Engaged Scholars: Jeffrey Cohen

News — March 2, 2023

Engaged Scholars: Jeffrey Cohen

March 2023

Engaged Scholars is a series highlighting Ohio State faculty who have made an impact in our communities through their community-engaged research and teaching.

Jeffrey H. Cohen
Professor
College of Arts and Sciences/Anthropology

Project Panchavati was developed with the Bhutanese Community of Central Ohio (BCCO) and includes the Ohio State Department of Anthropology, College of Social Work as well as faculty at Denison University and the National Institutes of Health. Our project, founded during the Covid-19 pandemic, was designed to address the impacts of the digital divide on the community, how we might support the community to better understand and plan for these challenges, and, finally, how best to respond. We worked with the BCCO to design an online survey for community members with digital access. To understand the digital divide, we needed to access people who lacked access. Again, working with the community, we trained fieldworkers (Bhutanese students at Ohio State as well as several recent graduates) to survey community members who lacked access. Out growths from our work have included ongoing efforts with the BCCO to develop a sound laboratory for the community's self-documentation, mentoring for younger Bhutanese and the design of programs to support the flow of information to community members.

Why is it important to engage the community in your research and teaching?

Community engagement shifts research toward a model that is founded upon co-design, co-production, shared respect and transparency. Working with the BCCO as partners and investing our efforts together to promote equity and justice is an opportunity to reinvent anthropology and anthropological research for today.

What led you to the path of engaged scholarship? How did you get started?

The opportunity to work with the BCCO was the confluence of several things. The pandemic had halted research, but also created an opportunity to take a chance at something new. Additionally, anthropology and anthropologists were reckoning with our field's colonial history and the fact that much of our work was not engaged. Talking with the leadership of the BCCO as well as other colleagues was important, we developed our idea to explore the digital-divide and how it might be mitigated, not only because it was an opportunity to work with a community (and not just study a community) but also to push anthropology to become something new and special. The process has not always been easy and sometimes the pathways to engagement included figuring out how to get past disagreements, but this has been a very satisfying journey that continues.

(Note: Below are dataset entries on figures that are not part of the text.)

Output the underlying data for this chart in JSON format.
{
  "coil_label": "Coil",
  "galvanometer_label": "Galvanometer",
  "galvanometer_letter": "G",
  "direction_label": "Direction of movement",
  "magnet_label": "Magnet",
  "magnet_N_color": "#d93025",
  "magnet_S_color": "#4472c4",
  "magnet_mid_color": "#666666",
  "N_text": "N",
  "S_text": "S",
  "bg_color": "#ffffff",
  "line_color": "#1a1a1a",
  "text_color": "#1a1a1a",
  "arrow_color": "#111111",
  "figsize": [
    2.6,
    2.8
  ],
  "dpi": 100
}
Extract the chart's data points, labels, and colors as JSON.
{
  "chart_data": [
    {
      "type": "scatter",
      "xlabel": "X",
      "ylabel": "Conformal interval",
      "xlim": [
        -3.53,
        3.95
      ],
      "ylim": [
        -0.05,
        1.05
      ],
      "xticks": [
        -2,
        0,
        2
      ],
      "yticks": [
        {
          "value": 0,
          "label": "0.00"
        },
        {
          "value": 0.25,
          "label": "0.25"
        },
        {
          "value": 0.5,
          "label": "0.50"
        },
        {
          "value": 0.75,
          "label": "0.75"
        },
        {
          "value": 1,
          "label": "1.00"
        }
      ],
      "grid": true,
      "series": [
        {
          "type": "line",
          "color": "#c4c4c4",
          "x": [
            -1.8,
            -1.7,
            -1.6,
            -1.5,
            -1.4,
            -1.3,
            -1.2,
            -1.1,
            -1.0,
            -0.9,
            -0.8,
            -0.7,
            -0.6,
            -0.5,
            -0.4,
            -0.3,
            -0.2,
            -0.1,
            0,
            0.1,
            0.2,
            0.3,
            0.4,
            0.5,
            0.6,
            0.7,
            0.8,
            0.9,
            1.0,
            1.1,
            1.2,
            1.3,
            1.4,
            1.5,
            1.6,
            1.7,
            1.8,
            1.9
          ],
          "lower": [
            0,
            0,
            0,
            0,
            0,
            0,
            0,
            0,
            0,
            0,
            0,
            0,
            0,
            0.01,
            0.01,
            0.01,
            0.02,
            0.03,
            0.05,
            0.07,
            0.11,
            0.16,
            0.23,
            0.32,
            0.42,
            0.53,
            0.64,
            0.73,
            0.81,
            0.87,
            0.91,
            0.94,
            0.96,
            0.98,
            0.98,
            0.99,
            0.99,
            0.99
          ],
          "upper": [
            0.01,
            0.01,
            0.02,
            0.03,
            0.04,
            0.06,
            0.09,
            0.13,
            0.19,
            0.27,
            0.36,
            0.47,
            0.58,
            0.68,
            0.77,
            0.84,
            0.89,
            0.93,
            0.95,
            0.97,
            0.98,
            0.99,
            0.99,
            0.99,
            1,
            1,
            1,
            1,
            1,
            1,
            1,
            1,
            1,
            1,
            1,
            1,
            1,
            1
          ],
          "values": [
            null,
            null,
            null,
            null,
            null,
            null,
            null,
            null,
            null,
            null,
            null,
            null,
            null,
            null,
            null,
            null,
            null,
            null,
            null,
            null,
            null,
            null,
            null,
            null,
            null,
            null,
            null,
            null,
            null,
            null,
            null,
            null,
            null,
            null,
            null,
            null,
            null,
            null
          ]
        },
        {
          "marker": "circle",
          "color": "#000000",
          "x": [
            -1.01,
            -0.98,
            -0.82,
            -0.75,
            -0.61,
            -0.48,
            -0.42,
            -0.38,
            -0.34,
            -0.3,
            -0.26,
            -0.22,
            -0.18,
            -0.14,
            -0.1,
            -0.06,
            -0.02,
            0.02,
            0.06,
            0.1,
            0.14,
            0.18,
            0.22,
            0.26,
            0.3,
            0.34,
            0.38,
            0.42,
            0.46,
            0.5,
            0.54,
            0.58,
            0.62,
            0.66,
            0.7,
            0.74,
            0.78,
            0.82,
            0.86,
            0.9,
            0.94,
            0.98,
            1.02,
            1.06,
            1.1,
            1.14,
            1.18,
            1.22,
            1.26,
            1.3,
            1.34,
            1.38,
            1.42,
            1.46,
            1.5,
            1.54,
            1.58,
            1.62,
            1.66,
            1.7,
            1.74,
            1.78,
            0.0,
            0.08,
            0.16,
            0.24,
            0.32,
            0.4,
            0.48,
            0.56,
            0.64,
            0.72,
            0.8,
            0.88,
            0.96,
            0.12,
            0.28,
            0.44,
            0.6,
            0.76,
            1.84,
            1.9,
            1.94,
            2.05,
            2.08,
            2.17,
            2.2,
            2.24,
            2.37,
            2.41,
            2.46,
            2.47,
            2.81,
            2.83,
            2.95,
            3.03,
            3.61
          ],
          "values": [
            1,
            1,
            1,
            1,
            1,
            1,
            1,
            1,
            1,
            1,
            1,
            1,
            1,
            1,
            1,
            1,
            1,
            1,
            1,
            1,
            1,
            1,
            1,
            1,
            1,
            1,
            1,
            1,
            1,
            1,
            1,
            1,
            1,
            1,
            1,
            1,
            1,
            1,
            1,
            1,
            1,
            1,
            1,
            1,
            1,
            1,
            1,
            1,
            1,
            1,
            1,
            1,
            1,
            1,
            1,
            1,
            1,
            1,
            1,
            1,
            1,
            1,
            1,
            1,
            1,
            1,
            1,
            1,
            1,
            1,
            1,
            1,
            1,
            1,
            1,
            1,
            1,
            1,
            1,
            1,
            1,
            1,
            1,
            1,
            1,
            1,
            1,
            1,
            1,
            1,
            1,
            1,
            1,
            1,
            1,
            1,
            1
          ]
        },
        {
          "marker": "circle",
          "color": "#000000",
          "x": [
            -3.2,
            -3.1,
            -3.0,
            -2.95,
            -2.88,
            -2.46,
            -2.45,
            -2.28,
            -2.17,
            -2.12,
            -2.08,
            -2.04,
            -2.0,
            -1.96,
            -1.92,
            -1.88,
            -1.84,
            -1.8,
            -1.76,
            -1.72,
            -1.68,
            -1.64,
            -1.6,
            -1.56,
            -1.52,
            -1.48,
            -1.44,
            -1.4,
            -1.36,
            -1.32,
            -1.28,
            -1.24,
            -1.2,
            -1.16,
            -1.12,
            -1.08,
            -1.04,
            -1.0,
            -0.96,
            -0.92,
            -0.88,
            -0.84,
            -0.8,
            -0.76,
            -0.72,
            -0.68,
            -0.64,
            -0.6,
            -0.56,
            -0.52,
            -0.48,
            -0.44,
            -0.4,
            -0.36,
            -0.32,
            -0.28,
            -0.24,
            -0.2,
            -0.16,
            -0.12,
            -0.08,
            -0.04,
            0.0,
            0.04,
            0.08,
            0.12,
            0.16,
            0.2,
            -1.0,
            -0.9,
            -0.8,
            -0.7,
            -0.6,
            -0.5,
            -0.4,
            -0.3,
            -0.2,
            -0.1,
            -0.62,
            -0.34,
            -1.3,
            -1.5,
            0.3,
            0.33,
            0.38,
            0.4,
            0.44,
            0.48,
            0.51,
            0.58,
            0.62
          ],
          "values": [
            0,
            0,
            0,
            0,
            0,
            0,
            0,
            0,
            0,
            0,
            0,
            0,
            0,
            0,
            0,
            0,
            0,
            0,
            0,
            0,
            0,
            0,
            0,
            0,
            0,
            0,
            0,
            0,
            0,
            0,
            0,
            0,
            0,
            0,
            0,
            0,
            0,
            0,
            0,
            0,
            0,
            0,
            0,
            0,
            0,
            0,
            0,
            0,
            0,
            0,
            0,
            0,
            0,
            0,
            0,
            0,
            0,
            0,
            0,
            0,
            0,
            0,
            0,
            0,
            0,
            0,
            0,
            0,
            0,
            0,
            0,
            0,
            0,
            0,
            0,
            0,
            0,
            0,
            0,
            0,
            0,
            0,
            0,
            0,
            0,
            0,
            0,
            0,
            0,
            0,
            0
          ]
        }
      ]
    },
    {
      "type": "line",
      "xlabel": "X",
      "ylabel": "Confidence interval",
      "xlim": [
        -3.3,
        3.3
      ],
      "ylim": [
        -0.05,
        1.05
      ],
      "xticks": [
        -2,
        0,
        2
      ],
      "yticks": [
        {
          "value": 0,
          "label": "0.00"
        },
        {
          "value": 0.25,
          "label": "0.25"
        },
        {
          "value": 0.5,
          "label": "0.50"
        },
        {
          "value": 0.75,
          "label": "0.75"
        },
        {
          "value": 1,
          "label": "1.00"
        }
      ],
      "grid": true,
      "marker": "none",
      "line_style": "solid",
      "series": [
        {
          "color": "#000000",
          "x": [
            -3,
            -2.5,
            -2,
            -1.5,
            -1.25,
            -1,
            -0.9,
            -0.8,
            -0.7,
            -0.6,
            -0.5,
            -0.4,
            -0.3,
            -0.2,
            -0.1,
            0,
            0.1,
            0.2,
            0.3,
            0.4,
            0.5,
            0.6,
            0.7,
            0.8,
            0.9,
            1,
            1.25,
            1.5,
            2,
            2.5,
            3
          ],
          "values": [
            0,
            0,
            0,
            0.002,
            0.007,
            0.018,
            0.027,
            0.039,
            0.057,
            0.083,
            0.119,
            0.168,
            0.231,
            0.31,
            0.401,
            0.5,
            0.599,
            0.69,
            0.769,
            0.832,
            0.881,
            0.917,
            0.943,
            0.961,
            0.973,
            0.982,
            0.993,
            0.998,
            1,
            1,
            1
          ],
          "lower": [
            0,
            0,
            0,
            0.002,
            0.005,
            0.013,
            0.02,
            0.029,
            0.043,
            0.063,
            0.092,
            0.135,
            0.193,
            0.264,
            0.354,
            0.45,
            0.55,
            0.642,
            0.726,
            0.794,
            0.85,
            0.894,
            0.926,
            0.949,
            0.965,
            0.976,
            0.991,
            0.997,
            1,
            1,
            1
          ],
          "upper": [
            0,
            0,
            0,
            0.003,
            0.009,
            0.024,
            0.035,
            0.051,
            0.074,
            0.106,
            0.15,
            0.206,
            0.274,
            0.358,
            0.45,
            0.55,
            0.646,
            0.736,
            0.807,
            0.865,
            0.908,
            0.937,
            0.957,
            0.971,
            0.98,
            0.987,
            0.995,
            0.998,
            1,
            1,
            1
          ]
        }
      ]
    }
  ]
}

How has your scholarship benefited from engaging with community partners?

Too often, academic work exists in a bubble. Working with the BCCO is an opportunity to share research and together create a better framework for ethnography, data analysis and application than anything that could have happened alone. Engaged research is often thought to be "less" than academic research (some people might argue the academic work is pure in place of the applied work we can do). Nothing could be further from the truth, working with the BCCO opens so many opportunities that I cannot imagine not doing it.

What has been a highlight of your community engagement experience?

The highlight is getting to know members of the BCCO and to work together as equals as we build toward a more just future.

What advice would you give to faculty and students who are interested in engaging the community in their scholarship?

To borrow from Nike, just do it. I know that a lot of the research that most anthropologists do has a rich engaged piece. Anthropologists have for generations celebrated the connections we share with the people we study. Now is a time to celebrate that connection as more than simply a framework for study as we team with communities to reinvent our field

Sample Engaged Scholarship

In addition to sharing how the conduct of this project creates a framework for investigations in anthropology - this is important for my course ANTHROP5650 (Research Design and Ethnographic Methods) among others, our team has presented our work regularly:

Engaged Scholarship Symposium, April 2022, Ohio State.


Quantitative Methodology Center 2022 (QMC22) Conference, Community-engaged research and the digital divide: A Mixed-Method Approach to Covid-19 in Columbus' Bhutanese community, with A. Maleku, S. Raut, S. Pyarkurel, F.A. Montiel-Ishino and T. Suzuki, May 2022.


Assessing Profiles of Cardiometabolic Risk Among South Asians Living in the United States using a Syndemic Framework and Acculturation. Francisco A. Montiel Ishino, K.M. Canenguez, J.H. Cohen, B. Needham, N. Kandula, F. Williams, A. Shields, A.M. Kanaya. EPI, Lifestyle 2021 Scientific Sessions.


We have been interviewed:

Digital gap in refugee community lingers through pandemic, Spectrum News, Tonisha Johnson, January 2023.

Why technology alone cant solve the digital divide: Study of a refugee community shows impact of other factors, Jeff Grabmeier, Ohio State News, January 2023.


And we have published on our work:

Exploring the digital divide among the Bhutanese Refugee Community during COVID-19: Engaged Research in Action. Jeffrey H. Cohen, Arati Maleku, Sudarshan Pyakurel, Taku Suzuki, Shambika Raut and Francisco Alejandro Montiel Ishino. International Journal of Environmental Research and Public Health, 2022, 19, 24, 16854.